Beaucoup ont récemment témoigné de leur calvaire à visage découvert et à la télévision, en disant clairement qu'elles ne se laisseraient pas intimider par des violences visant selon elles à les bannir de la vie publique.

"Nous ne sommes pas des victimes, nous sommes des révolutionnaires. Ce qui nous est arrivé nous a rendues plus fortes et nous continuerons à descendre" dans la rue, a martelé, sur la chaîne privée Dream 2, Aïda al-Kachef, une militante ayant été agressée.

Le harcèlement des femmes dans les rues d'Egypte à coups de remarques obscènes, voire d'attouchements, n'est pas nouveau. Mais depuis la révolte qui a renversé Hosni Moubarak il y a deux ans, des manifestantes sur la place Tahrir et ses environs, dans le centre du Caire, sont régulièrement attaquées par des groupes d'hommes organisés.
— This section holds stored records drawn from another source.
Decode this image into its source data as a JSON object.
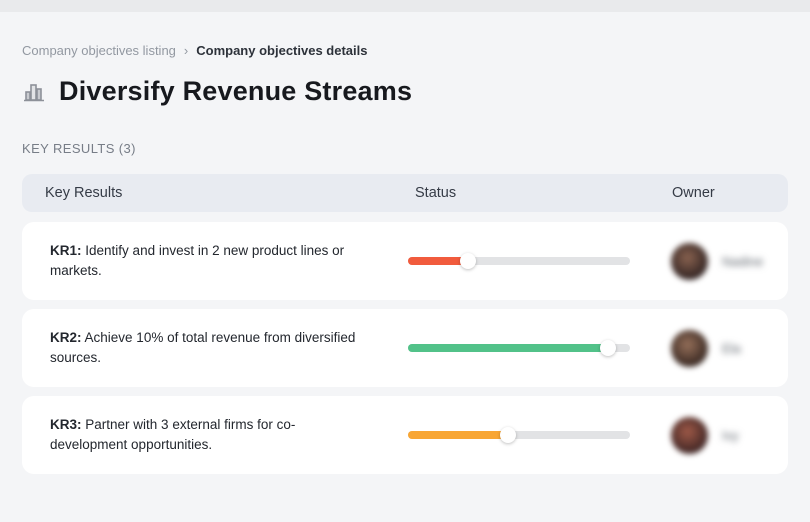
{
  "page": {
    "background": "#f4f5f7",
    "top_strip_color": "#e9eaec"
  },
  "breadcrumb": {
    "separator": "›",
    "items": [
      {
        "label": "Company objectives listing"
      },
      {
        "label": "Company objectives details"
      }
    ]
  },
  "header": {
    "icon": "buildings-icon",
    "title": "Diversify Revenue Streams"
  },
  "section": {
    "label": "KEY RESULTS (3)"
  },
  "table": {
    "columns": [
      "Key Results",
      "Status",
      "Owner"
    ],
    "rows": [
      {
        "kr": "KR1:",
        "text": "Identify and invest in 2 new product lines or markets.",
        "progress_percent": 27,
        "progress_color": "#f15b3d",
        "owner": {
          "name": "Nadine",
          "avatar_colors": [
            "#8a6350",
            "#2c2020"
          ]
        }
      },
      {
        "kr": "KR2:",
        "text": "Achieve 10% of total revenue from diversified sources.",
        "progress_percent": 90,
        "progress_color": "#52c289",
        "owner": {
          "name": "Ela",
          "avatar_colors": [
            "#96705a",
            "#33241f"
          ]
        }
      },
      {
        "kr": "KR3:",
        "text": "Partner with 3 external firms for co-development opportunities.",
        "progress_percent": 45,
        "progress_color": "#f8a634",
        "owner": {
          "name": "Ivy",
          "avatar_colors": [
            "#a05a48",
            "#392222"
          ]
        }
      }
    ]
  }
}
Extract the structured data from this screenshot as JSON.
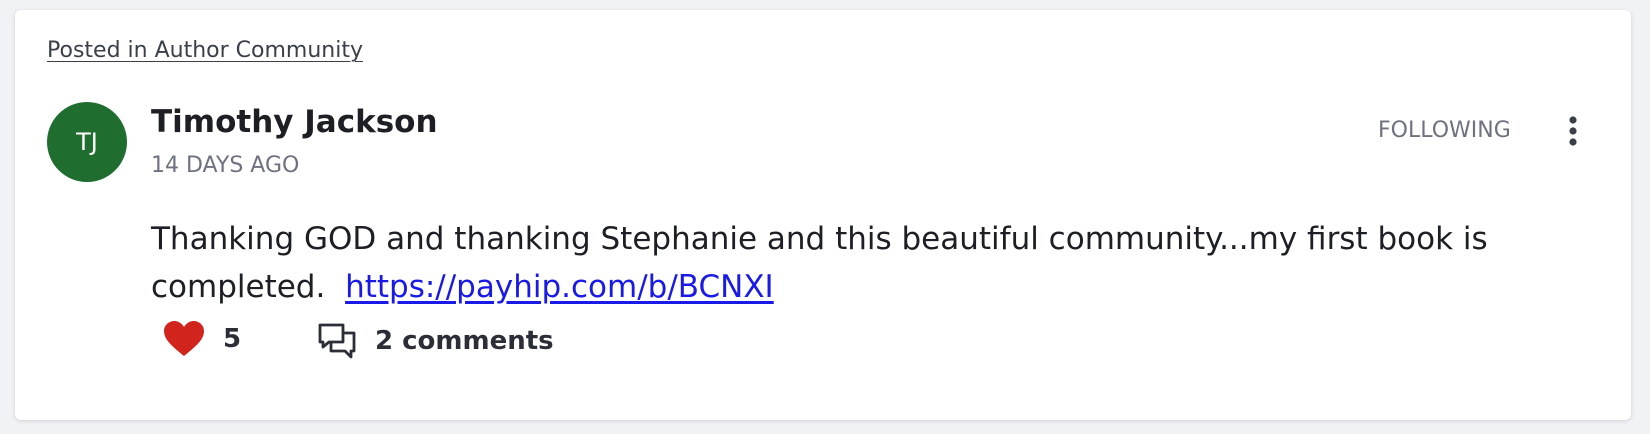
{
  "post": {
    "posted_in": "Posted in Author Community",
    "author": {
      "initials": "TJ",
      "name": "Timothy Jackson",
      "avatar_color": "#1f6d2f"
    },
    "time": "14 DAYS AGO",
    "follow_label": "FOLLOWING",
    "body_text": "Thanking GOD and thanking Stephanie and this beautiful community...my first book is completed.",
    "link": "https://payhip.com/b/BCNXI",
    "likes": {
      "count": "5",
      "icon": "heart-icon",
      "color": "#d0241c"
    },
    "comments": {
      "label": "2 comments",
      "icon": "comment-bubbles-icon"
    },
    "more_icon": "vertical-dots-icon"
  }
}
Parfois armés de couteaux, ils dénudent la femme avant de procéder à de violents attouchements et de la pénétrer avec leurs doigts.

Yasmine al-Baramawy, attaquée en marge d'affrontements en novembre, a marqué les esprits en montrant lors d'un talk-show très regardé le pantalon qu'elle portait lors de l'agression, arborant une longue déchirure.

"Ils se sont rassemblés autour de moi et ont commencé à lacérer mes vêtements avec des couteaux", a-t-elle raconté à l'AFP.

La foule l'a ensuite transportée sur plusieurs centaines de mètres sans que les attouchements s'arrêtent, jusqu'à ce que des habitants d'un quartier voisin la sauvent enfin.

"Je ne me suis pas sentie triste ou atteinte dans ma dignité. Je me suis sentie en colère, et je veux que justice soit rendue", a dit la jeune femme.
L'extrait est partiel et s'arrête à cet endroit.